Not long after that Bruce Gruber was convicted of Quinton Vasco’s murder, just as everyone had expected. I learned he was just seventeen years old, and that came as a surprise; he looked older. On account of his age, he was sentenced to ten years’ imprisonment, the maximum allowed for a minor. Around this time the Odegaards sold their store and moved away. Before long the Duvals moved away, too. Rumours circulated for a while — something about a rape, possibly involving the Odegaard girl — and then died down. This was the way scandals were dealt with in Kelso in those days. You went someplace else, and in time things blew over. You hoped they did.
As for those two massive cannons that Hilary and I had discovered, hidden away deep in the Quinton Vasco lands — that part of the story was eventually cleared up, too. Quinton Vasco was a sort of renegade inventor, with a specialty in ballistics and a penchant for right-wing politics. Eventually, the Toronto Star conducted a big investigation of the man’s operations. His original plan had been to establish a testing site in Kelso for a long-range weapon he had designed, a howitzer called the GC-45, which meant “Gun, Canada, 45-calibre.” The two cannons Hilary and I had stumbled upon were prototypes for the device, which was being developed under contract to the South African government.

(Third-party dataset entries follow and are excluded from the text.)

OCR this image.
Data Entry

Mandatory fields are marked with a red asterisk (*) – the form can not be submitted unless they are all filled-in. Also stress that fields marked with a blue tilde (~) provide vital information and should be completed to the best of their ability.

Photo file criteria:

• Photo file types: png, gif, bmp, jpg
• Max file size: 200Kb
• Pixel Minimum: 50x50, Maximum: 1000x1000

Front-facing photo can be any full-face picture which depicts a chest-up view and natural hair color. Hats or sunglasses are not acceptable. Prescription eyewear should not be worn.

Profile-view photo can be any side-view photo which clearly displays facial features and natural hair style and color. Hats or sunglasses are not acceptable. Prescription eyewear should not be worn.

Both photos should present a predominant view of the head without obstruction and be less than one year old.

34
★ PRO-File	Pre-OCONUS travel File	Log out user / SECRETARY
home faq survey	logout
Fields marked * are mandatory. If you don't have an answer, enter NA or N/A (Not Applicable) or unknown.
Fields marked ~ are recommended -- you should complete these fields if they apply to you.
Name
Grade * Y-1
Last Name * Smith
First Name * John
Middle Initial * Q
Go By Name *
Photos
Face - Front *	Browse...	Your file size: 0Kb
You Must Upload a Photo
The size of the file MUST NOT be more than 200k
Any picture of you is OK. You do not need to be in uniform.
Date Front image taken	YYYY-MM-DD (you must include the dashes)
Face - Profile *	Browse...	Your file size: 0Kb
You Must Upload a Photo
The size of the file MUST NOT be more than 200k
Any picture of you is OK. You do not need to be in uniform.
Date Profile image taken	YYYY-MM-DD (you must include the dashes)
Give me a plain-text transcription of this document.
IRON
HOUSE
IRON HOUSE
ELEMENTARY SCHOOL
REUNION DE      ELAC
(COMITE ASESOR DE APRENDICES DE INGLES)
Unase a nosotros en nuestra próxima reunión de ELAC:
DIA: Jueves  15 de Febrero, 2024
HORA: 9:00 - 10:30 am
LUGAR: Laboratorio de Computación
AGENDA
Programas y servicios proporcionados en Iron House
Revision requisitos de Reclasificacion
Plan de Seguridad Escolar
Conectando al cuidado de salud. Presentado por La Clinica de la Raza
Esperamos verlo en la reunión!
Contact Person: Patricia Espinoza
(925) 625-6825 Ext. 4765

The project was delayed following Quinton Vasco’s death, but it did not stop. Years later, during the 1970s and 1980s, the GC-45 would prove to be an especially deadly part of Pretoria’s arsenal in its long war against Cuban and government forces in Angola. You can look it up. It’s all part of the public record now.
Meanwhile, Quinton Vasco’s company — known as the Space Research Corporation — relocated its testing operations to a huge tract of land sprawling across the international border between Quebec and Vermont. Around the same time Vasco’s properties in Kelso were sold off for potential development as housing estates. Probably, that had been Plan B all along. In the end, the man’s death made little difference. The weapons project went ahead just the same. But who could have known that then?